J’ai demandé à Élise si les autres filles de sa classe étaient aussi ulcérées qu’elle. Elle m’a répondu que c’était le cas, mais aussi de certains garçons, qui trouvaient hallucinante l’inégalité de traitement entre les deux sexes.

« Combien, à ton avis, seraient prêts à se mobiliser ?

– Au moins 20 sur 32.
– Pour un de mes patients lycéens, j’ai cherché le prix des T-shirts personnalisés sur Internet. Il y en a à 3,90 euros. Je les choisirais jaunes… Tu me suis ?
? Je te vois venir ! dit Élise qui me connaît bien.
? Oui, je me disais qu’un jour, vous pourriez décider de venir toutes avec une tenue qui laisse voir une bretelle de soutien-gorge. Toutes. Votre prof commencerait donc à vous demander de vous changer. Vous sortiriez toutes avec ses T-shirt jaunes sous le bras… et vous pourriez revenir après avoir enfilé les vôtres. Les personnalisés.

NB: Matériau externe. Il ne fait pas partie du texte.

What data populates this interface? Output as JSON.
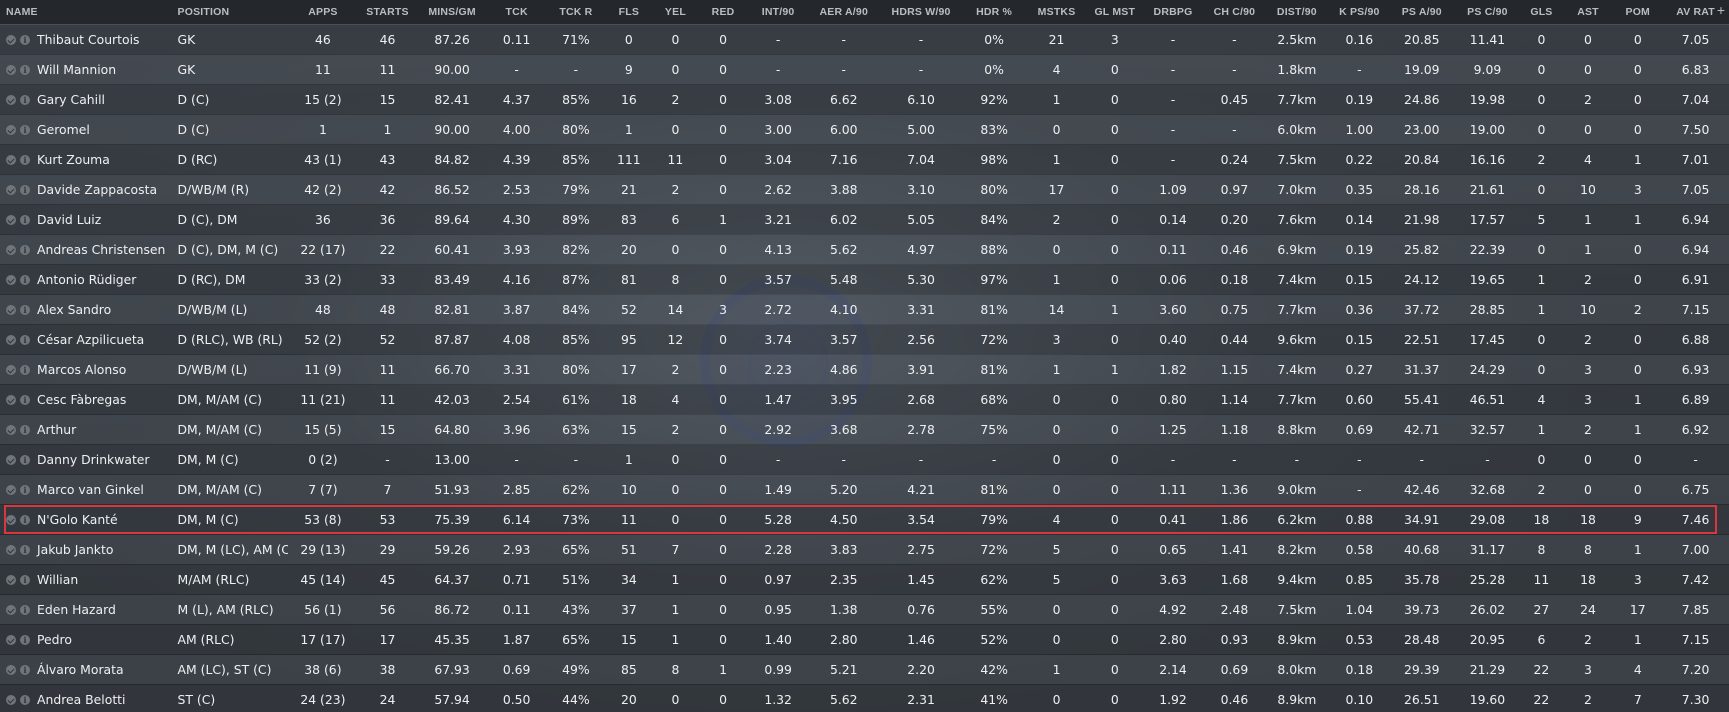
{
  "add_column_symbol": "+",
  "columns": [
    {
      "key": "name",
      "label": "NAME"
    },
    {
      "key": "position",
      "label": "POSITION"
    },
    {
      "key": "apps",
      "label": "APPS"
    },
    {
      "key": "starts",
      "label": "STARTS"
    },
    {
      "key": "mins_gm",
      "label": "MINS/GM"
    },
    {
      "key": "tck",
      "label": "TCK"
    },
    {
      "key": "tck_r",
      "label": "TCK R"
    },
    {
      "key": "fls",
      "label": "FLS"
    },
    {
      "key": "yel",
      "label": "YEL"
    },
    {
      "key": "red",
      "label": "RED"
    },
    {
      "key": "int90",
      "label": "INT/90"
    },
    {
      "key": "aer_a90",
      "label": "AER A/90"
    },
    {
      "key": "hdrs_w90",
      "label": "HDRS W/90"
    },
    {
      "key": "hdr_pct",
      "label": "HDR %"
    },
    {
      "key": "mstks",
      "label": "MSTKS"
    },
    {
      "key": "gl_mst",
      "label": "GL MST"
    },
    {
      "key": "drbpg",
      "label": "DRBPG"
    },
    {
      "key": "ch_c90",
      "label": "CH C/90"
    },
    {
      "key": "dist90",
      "label": "DIST/90"
    },
    {
      "key": "k_ps90",
      "label": "K PS/90"
    },
    {
      "key": "ps_a90",
      "label": "PS A/90"
    },
    {
      "key": "ps_c90",
      "label": "PS C/90"
    },
    {
      "key": "gls",
      "label": "GLS"
    },
    {
      "key": "ast",
      "label": "AST"
    },
    {
      "key": "pom",
      "label": "POM"
    },
    {
      "key": "av_rat",
      "label": "AV RAT"
    }
  ],
  "sorted_column": "position",
  "sort_symbol": "▲",
  "selected_player": "N'Golo Kanté",
  "players": [
    [
      "Thibaut Courtois",
      "GK",
      "46",
      "46",
      "87.26",
      "0.11",
      "71%",
      "0",
      "0",
      "0",
      "-",
      "-",
      "-",
      "0%",
      "21",
      "3",
      "-",
      "-",
      "2.5km",
      "0.16",
      "20.85",
      "11.41",
      "0",
      "0",
      "0",
      "7.05"
    ],
    [
      "Will Mannion",
      "GK",
      "11",
      "11",
      "90.00",
      "-",
      "-",
      "9",
      "0",
      "0",
      "-",
      "-",
      "-",
      "0%",
      "4",
      "0",
      "-",
      "-",
      "1.8km",
      "-",
      "19.09",
      "9.09",
      "0",
      "0",
      "0",
      "6.83"
    ],
    [
      "Gary Cahill",
      "D (C)",
      "15 (2)",
      "15",
      "82.41",
      "4.37",
      "85%",
      "16",
      "2",
      "0",
      "3.08",
      "6.62",
      "6.10",
      "92%",
      "1",
      "0",
      "-",
      "0.45",
      "7.7km",
      "0.19",
      "24.86",
      "19.98",
      "0",
      "2",
      "0",
      "7.04"
    ],
    [
      "Geromel",
      "D (C)",
      "1",
      "1",
      "90.00",
      "4.00",
      "80%",
      "1",
      "0",
      "0",
      "3.00",
      "6.00",
      "5.00",
      "83%",
      "0",
      "0",
      "-",
      "-",
      "6.0km",
      "1.00",
      "23.00",
      "19.00",
      "0",
      "0",
      "0",
      "7.50"
    ],
    [
      "Kurt Zouma",
      "D (RC)",
      "43 (1)",
      "43",
      "84.82",
      "4.39",
      "85%",
      "111",
      "11",
      "0",
      "3.04",
      "7.16",
      "7.04",
      "98%",
      "1",
      "0",
      "-",
      "0.24",
      "7.5km",
      "0.22",
      "20.84",
      "16.16",
      "2",
      "4",
      "1",
      "7.01"
    ],
    [
      "Davide Zappacosta",
      "D/WB/M (R)",
      "42 (2)",
      "42",
      "86.52",
      "2.53",
      "79%",
      "21",
      "2",
      "0",
      "2.62",
      "3.88",
      "3.10",
      "80%",
      "17",
      "0",
      "1.09",
      "0.97",
      "7.0km",
      "0.35",
      "28.16",
      "21.61",
      "0",
      "10",
      "3",
      "7.05"
    ],
    [
      "David Luiz",
      "D (C), DM",
      "36",
      "36",
      "89.64",
      "4.30",
      "89%",
      "83",
      "6",
      "1",
      "3.21",
      "6.02",
      "5.05",
      "84%",
      "2",
      "0",
      "0.14",
      "0.20",
      "7.6km",
      "0.14",
      "21.98",
      "17.57",
      "5",
      "1",
      "1",
      "6.94"
    ],
    [
      "Andreas Christensen",
      "D (C), DM, M (C)",
      "22 (17)",
      "22",
      "60.41",
      "3.93",
      "82%",
      "20",
      "0",
      "0",
      "4.13",
      "5.62",
      "4.97",
      "88%",
      "0",
      "0",
      "0.11",
      "0.46",
      "6.9km",
      "0.19",
      "25.82",
      "22.39",
      "0",
      "1",
      "0",
      "6.94"
    ],
    [
      "Antonio Rüdiger",
      "D (RC), DM",
      "33 (2)",
      "33",
      "83.49",
      "4.16",
      "87%",
      "81",
      "8",
      "0",
      "3.57",
      "5.48",
      "5.30",
      "97%",
      "1",
      "0",
      "0.06",
      "0.18",
      "7.4km",
      "0.15",
      "24.12",
      "19.65",
      "1",
      "2",
      "0",
      "6.91"
    ],
    [
      "Alex Sandro",
      "D/WB/M (L)",
      "48",
      "48",
      "82.81",
      "3.87",
      "84%",
      "52",
      "14",
      "3",
      "2.72",
      "4.10",
      "3.31",
      "81%",
      "14",
      "1",
      "3.60",
      "0.75",
      "7.7km",
      "0.36",
      "37.72",
      "28.85",
      "1",
      "10",
      "2",
      "7.15"
    ],
    [
      "César Azpilicueta",
      "D (RLC), WB (RL)",
      "52 (2)",
      "52",
      "87.87",
      "4.08",
      "85%",
      "95",
      "12",
      "0",
      "3.74",
      "3.57",
      "2.56",
      "72%",
      "3",
      "0",
      "0.40",
      "0.44",
      "9.6km",
      "0.15",
      "22.51",
      "17.45",
      "0",
      "2",
      "0",
      "6.88"
    ],
    [
      "Marcos Alonso",
      "D/WB/M (L)",
      "11 (9)",
      "11",
      "66.70",
      "3.31",
      "80%",
      "17",
      "2",
      "0",
      "2.23",
      "4.86",
      "3.91",
      "81%",
      "1",
      "1",
      "1.82",
      "1.15",
      "7.4km",
      "0.27",
      "31.37",
      "24.29",
      "0",
      "3",
      "0",
      "6.93"
    ],
    [
      "Cesc Fàbregas",
      "DM, M/AM (C)",
      "11 (21)",
      "11",
      "42.03",
      "2.54",
      "61%",
      "18",
      "4",
      "0",
      "1.47",
      "3.95",
      "2.68",
      "68%",
      "0",
      "0",
      "0.80",
      "1.14",
      "7.7km",
      "0.60",
      "55.41",
      "46.51",
      "4",
      "3",
      "1",
      "6.89"
    ],
    [
      "Arthur",
      "DM, M/AM (C)",
      "15 (5)",
      "15",
      "64.80",
      "3.96",
      "63%",
      "15",
      "2",
      "0",
      "2.92",
      "3.68",
      "2.78",
      "75%",
      "0",
      "0",
      "1.25",
      "1.18",
      "8.8km",
      "0.69",
      "42.71",
      "32.57",
      "1",
      "2",
      "1",
      "6.92"
    ],
    [
      "Danny Drinkwater",
      "DM, M (C)",
      "0 (2)",
      "-",
      "13.00",
      "-",
      "-",
      "1",
      "0",
      "0",
      "-",
      "-",
      "-",
      "-",
      "0",
      "0",
      "-",
      "-",
      "-",
      "-",
      "-",
      "-",
      "0",
      "0",
      "0",
      "-"
    ],
    [
      "Marco van Ginkel",
      "DM, M/AM (C)",
      "7 (7)",
      "7",
      "51.93",
      "2.85",
      "62%",
      "10",
      "0",
      "0",
      "1.49",
      "5.20",
      "4.21",
      "81%",
      "0",
      "0",
      "1.11",
      "1.36",
      "9.0km",
      "-",
      "42.46",
      "32.68",
      "2",
      "0",
      "0",
      "6.75"
    ],
    [
      "N'Golo Kanté",
      "DM, M (C)",
      "53 (8)",
      "53",
      "75.39",
      "6.14",
      "73%",
      "11",
      "0",
      "0",
      "5.28",
      "4.50",
      "3.54",
      "79%",
      "4",
      "0",
      "0.41",
      "1.86",
      "6.2km",
      "0.88",
      "34.91",
      "29.08",
      "18",
      "18",
      "9",
      "7.46"
    ],
    [
      "Jakub Jankto",
      "DM, M (LC), AM (C)",
      "29 (13)",
      "29",
      "59.26",
      "2.93",
      "65%",
      "51",
      "7",
      "0",
      "2.28",
      "3.83",
      "2.75",
      "72%",
      "5",
      "0",
      "0.65",
      "1.41",
      "8.2km",
      "0.58",
      "40.68",
      "31.17",
      "8",
      "8",
      "1",
      "7.00"
    ],
    [
      "Willian",
      "M/AM (RLC)",
      "45 (14)",
      "45",
      "64.37",
      "0.71",
      "51%",
      "34",
      "1",
      "0",
      "0.97",
      "2.35",
      "1.45",
      "62%",
      "5",
      "0",
      "3.63",
      "1.68",
      "9.4km",
      "0.85",
      "35.78",
      "25.28",
      "11",
      "18",
      "3",
      "7.42"
    ],
    [
      "Eden Hazard",
      "M (L), AM (RLC)",
      "56 (1)",
      "56",
      "86.72",
      "0.11",
      "43%",
      "37",
      "1",
      "0",
      "0.95",
      "1.38",
      "0.76",
      "55%",
      "0",
      "0",
      "4.92",
      "2.48",
      "7.5km",
      "1.04",
      "39.73",
      "26.02",
      "27",
      "24",
      "17",
      "7.85"
    ],
    [
      "Pedro",
      "AM (RLC)",
      "17 (17)",
      "17",
      "45.35",
      "1.87",
      "65%",
      "15",
      "1",
      "0",
      "1.40",
      "2.80",
      "1.46",
      "52%",
      "0",
      "0",
      "2.80",
      "0.93",
      "8.9km",
      "0.53",
      "28.48",
      "20.95",
      "6",
      "2",
      "1",
      "7.15"
    ],
    [
      "Álvaro Morata",
      "AM (LC), ST (C)",
      "38 (6)",
      "38",
      "67.93",
      "0.69",
      "49%",
      "85",
      "8",
      "1",
      "0.99",
      "5.21",
      "2.20",
      "42%",
      "1",
      "0",
      "2.14",
      "0.69",
      "8.0km",
      "0.18",
      "29.39",
      "21.29",
      "22",
      "3",
      "4",
      "7.20"
    ],
    [
      "Andrea Belotti",
      "ST (C)",
      "24 (23)",
      "24",
      "57.94",
      "0.50",
      "44%",
      "20",
      "0",
      "0",
      "1.32",
      "5.62",
      "2.31",
      "41%",
      "0",
      "0",
      "1.92",
      "0.46",
      "8.9km",
      "0.10",
      "26.51",
      "19.60",
      "22",
      "2",
      "7",
      "7.30"
    ]
  ],
  "colors": {
    "highlight_border": "#d9373d",
    "header_text": "#b9bec4",
    "row_text": "#eef0f2"
  }
}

On inscrirait quoi dessus ?

– Je sais pas…

– Victimes d’une institution sexiste ?

– Excellent. Très bonne idée, même si évidemment, ça ne va pas être du goût de tout le monde, il va falloir se préparer à une sanction collective.

– C’est ça être résistant », a rétorqué Élise. Voici ce que la jeune fille a raconté à Emmanuelle, quelques semaines plus tard : « On était toutes super excitées avec nos T-shirts jaunes dans nos sacs et on a presque toutes exhibé une bretelle de soutien-gorge ou un décolleté trop plongeant du point de vue de la prof. Je pense qu’on devait avoir un air triomphant qui lui a mis la puce à l’oreille, et puis, surtout, elle a dû nous trouver trop nombreuses. Du coup, elle a rien dit. Du tout. Tu te rends comptes ? On était super déçus de ne pas avoir mis nos T-shirts. On a décidé qu’ils seraient toujours dans nos sacs et qu’à la prochaine remarque on l’enfilerait tous « comme un seul homme ! »

Bonne rentrée à toutes les filles ! Prenez soin de vous, et prévoyez un crop-top un peu plus chaud : automn is coming.